Reimbursement from state Medicaid programs was found to often be the same amount as would be reimbursed for an in-person clinical or primary-care service, although policies do vary. In contrast, commercial coverage is dependent upon state laws and third-party vendors. Not all states require private payers to reimburse for telehealth services delivered to a patient’s home and rates for reimbursement are negotiated between private payers and telehealth providers. Private payers’ policies may also affect how in-home telehealth can be delivered. For example, Anthem reimburses telehealth only through a plan-approved telehealth program provided by a vendor or when coverage is mandated by state or federal law. The issue brief recommends that policymakers should consider the following when developing and implementing programs for telehealth:
- Patients and clinicians are often responsible for obtaining telehealth technology. Policy should help mitigate potential issues related to patient safety, privacy, and access to telehealth services.
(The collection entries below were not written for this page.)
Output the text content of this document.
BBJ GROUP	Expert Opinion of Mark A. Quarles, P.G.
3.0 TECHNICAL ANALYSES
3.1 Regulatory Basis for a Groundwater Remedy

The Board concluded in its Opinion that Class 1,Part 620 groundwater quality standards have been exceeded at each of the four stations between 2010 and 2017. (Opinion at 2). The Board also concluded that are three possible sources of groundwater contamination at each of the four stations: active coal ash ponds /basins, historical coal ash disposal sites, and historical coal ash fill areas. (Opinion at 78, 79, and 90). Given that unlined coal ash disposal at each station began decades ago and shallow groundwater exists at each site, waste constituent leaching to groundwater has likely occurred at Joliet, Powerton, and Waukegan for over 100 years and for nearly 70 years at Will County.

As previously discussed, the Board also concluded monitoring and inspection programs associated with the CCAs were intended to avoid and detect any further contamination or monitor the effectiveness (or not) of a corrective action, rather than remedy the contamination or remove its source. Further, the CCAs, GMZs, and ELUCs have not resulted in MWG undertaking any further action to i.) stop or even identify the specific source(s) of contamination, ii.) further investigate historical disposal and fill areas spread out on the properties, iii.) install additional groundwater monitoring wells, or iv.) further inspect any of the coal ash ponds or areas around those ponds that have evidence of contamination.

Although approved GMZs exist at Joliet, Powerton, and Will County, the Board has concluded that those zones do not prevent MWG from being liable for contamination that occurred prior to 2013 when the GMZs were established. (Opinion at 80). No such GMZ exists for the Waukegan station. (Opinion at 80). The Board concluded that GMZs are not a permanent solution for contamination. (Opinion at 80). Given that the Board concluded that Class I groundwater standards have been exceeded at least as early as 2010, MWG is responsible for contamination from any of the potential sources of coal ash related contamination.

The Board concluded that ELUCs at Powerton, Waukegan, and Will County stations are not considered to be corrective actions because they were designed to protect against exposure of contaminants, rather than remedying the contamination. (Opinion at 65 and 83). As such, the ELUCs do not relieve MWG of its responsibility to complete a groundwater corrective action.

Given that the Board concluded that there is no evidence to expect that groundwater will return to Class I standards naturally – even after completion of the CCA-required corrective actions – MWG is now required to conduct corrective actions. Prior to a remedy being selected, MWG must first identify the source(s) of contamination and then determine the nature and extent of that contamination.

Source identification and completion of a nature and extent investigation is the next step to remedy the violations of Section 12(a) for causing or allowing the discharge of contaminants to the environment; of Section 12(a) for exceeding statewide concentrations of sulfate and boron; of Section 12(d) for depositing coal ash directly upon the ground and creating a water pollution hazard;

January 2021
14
- Low-income and vulnerable populations, who may not have sufficient connectivity in rural and underserved areas, may face additional barriers to appropriate telehealth use, compared to other populations.
- Medicaid programs do not currently have methods to track and monitor the use of telehealth in the home.
- To reduce the potential for care fragmentation and impeding coordination of care, telehealth services should be coordinated with other health services.
- Future research is needed and program evaluations are necessary to measure the success, feasibility, and sustainability of telehealth in the home and other nonclinical settings.